Like Charles W. King, he begins by noting the lack of empirical anchoring of the trickle-down theory, particularly based on Lazarsfeld’s work, to study what he would call the “status float” phenomenon. It would seem that “some fashions (…) climb the status of pyramid from below, trickling up, as it were”. This phenomenon would be perceptible on four levels: the appropriation of black culture by whites, the appropriation of youth culture by the elderly, the poor by the rich, and finally the man by the woman.
George A. Field first notes the propensity of the “dominant white culture” to draw on the “black culture”. Music, dance, fashion, or speech patterns would be irrigated with borrowed elements. Either the case of jazz, going from a black subculture to a culture prized by intellectuals and music critics, or the example of pop music strongly influenced by the music of the Black Churches. 
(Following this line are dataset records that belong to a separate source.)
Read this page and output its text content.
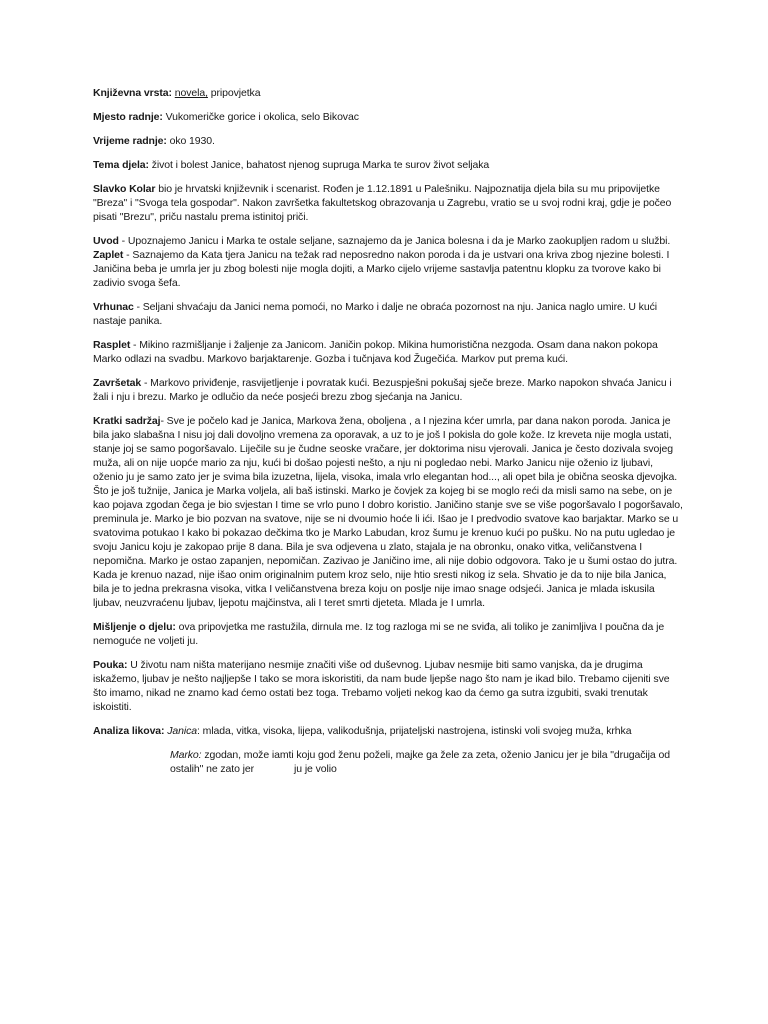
Književna vrsta: novela, pripovjetka

Mjesto radnje: Vukomeričke gorice i okolica, selo Bikovac

Vrijeme radnje: oko 1930.

Tema djela: život i bolest Janice, bahatost njenog supruga Marka te surov život seljaka

Slavko Kolar bio je hrvatski književnik i scenarist. Rođen je 1.12.1891 u Palešniku. Najpoznatija djela bila su mu pripovijetke "Breza" i "Svoga tela gospodar". Nakon završetka fakultetskog obrazovanja u Zagrebu, vratio se u svoj rodni kraj, gdje je počeo pisati "Brezu", priču nastalu prema istinitoj priči.

Uvod - Upoznajemo Janicu i Marka te ostale seljane, saznajemo da je Janica bolesna i da je Marko zaokupljen radom u službi.

Zaplet - Saznajemo da Kata tjera Janicu na težak rad neposredno nakon poroda i da je ustvari ona kriva zbog njezine bolesti. I Janičina beba je umrla jer ju zbog bolesti nije mogla dojiti, a Marko cijelo vrijeme sastavlja patentnu klopku za tvorove kako bi zadivio svoga šefa.

Vrhunac - Seljani shvaćaju da Janici nema pomoći, no Marko i dalje ne obraća pozornost na nju. Janica naglo umire. U kući nastaje panika.

Rasplet - Mikino razmišljanje i žaljenje za Janicom. Janičin pokop. Mikina humoristična nezgoda. Osam dana nakon pokopa Marko odlazi na svadbu. Markovo barjaktarenje. Gozba i tučnjava kod Žugečića. Markov put prema kući.

Završetak - Markovo priviđenje, rasvijetljenje i povratak kući. Bezuspješni pokušaj sječe breze. Marko napokon shvaća Janicu i žali i nju i brezu. Marko je odlučio da neće posjeći brezu zbog sjećanja na Janicu.

Kratki sadržaj- Sve je počelo kad je Janica, Markova žena, oboljena , a I njezina kćer umrla, par dana nakon poroda. Janica je bila jako slabašna I nisu joj dali dovoljno vremena za oporavak, a uz to je još I pokisla do gole kože. Iz kreveta nije mogla ustati, stanje joj se samo pogoršavalo. Liječile su je čudne seoske vračare, jer doktorima nisu vjerovali. Janica je često dozivala svojeg muža, ali on nije uopće mario za nju, kući bi došao pojesti nešto, a nju ni pogledao nebi. Marko Janicu nije oženio iz ljubavi, oženio ju je samo zato jer je svima bila izuzetna, lijela, visoka, imala vrlo elegantan hod..., ali opet bila je obična seoska djevojka. Što je još tužnije, Janica je Marka voljela, ali baš istinski. Marko je čovjek za kojeg bi se moglo reći da misli samo na sebe, on je kao pojava zgodan čega je bio svjestan I time se vrlo puno I dobro koristio. Janičino stanje sve se više pogoršavalo I pogoršavalo, preminula je. Marko je bio pozvan na svatove, nije se ni dvoumio hoće li ići. Išao je I predvodio svatove kao barjaktar. Marko se u svatovima potukao I kako bi pokazao dečkima tko je Marko Labudan, kroz šumu je krenuo kući po pušku. No na putu ugledao je svoju Janicu koju je zakopao prije 8 dana. Bila je sva odjevena u zlato, stajala je na obronku, onako vitka, veličanstvena I nepomična. Marko je ostao zapanjen, nepomičan. Zazivao je Janičino ime, ali nije dobio odgovora. Tako je u šumi ostao do jutra. Kada je krenuo nazad, nije išao onim originalnim putem kroz selo, nije htio sresti nikog iz sela. Shvatio je da to nije bila Janica, bila je to jedna prekrasna visoka, vitka I veličanstvena breza koju on poslje nije imao snage odsjeći. Janica je mlada iskusila ljubav, neuzvraćenu ljubav, ljepotu majčinstva, ali I teret smrti djeteta. Mlada je I umrla.

Mišljenje o djelu: ova pripovjetka me rastužila, dirnula me. Iz tog razloga mi se ne sviđa, ali toliko je zanimljiva I poučna da je nemoguće ne voljeti ju.

Pouka: U životu nam ništa materijano nesmije značiti više od duševnog. Ljubav nesmije biti samo vanjska, da je drugima iskažemo, ljubav je nešto najljepše I tako se mora iskoristiti, da nam bude ljepše nago što nam je ikad bilo. Trebamo cijeniti sve što imamo, nikad ne znamo kad ćemo ostati bez toga. Trebamo voljeti nekog kao da ćemo ga sutra izgubiti, svaki trenutak iskoistiti.

Analiza likova: Janica: mlada, vitka, visoka, lijepa, valikodušnja, prijateljski nastrojena, istinski voli svojeg muža, krhka

Marko: zgodan, može iamti koju god ženu poželi, majke ga žele za zeta, oženio Janicu jer je bila "drugačija od ostalih" ne zato jer	ju je volio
However, we would also see the emergence of a new diffusion model, based less on the dichotomy between high and low than on the old vs young opposition. In other words, for the author, the eldest would now appropriate the cloakroom of the youngest, even in conservative circles, where he notices the spread of “sporting sideburns”, or “square-toed buckled shoes, etc.”. 
But the tastes of the working classes would also spread to the upper classes. The attraction for camping, chewing gum, or certain language expressions should be interpreted in this way, as well as the civil adoption of work clothing, such as the famous Levi’s, boots, or sleeveless undershirt for the male population. Women would end up drawing from the male wardrobe, the result of what he calls the “sexual revolution”. The increasing number of “flare pants” at the end of the 1960s would be the symbol of this.
It is therefore by raising these four levels of borrowing that George A. Field sketches a critique of the trickle-down theory. The model for the diffusion of fashion would no longer be based as much on an imitation of the dominant classes by the dominated classes, as on a multiplicity of borrowings from black culture, young people, or male and female lockers. While this theory suggests the emergence of a new diffusion model in the post-war American context, other authors will nevertheless attempt to rehabilitate the Simmelian theory, or to amalgamate the two models like G. McCracken in Culture and Consumption (1988).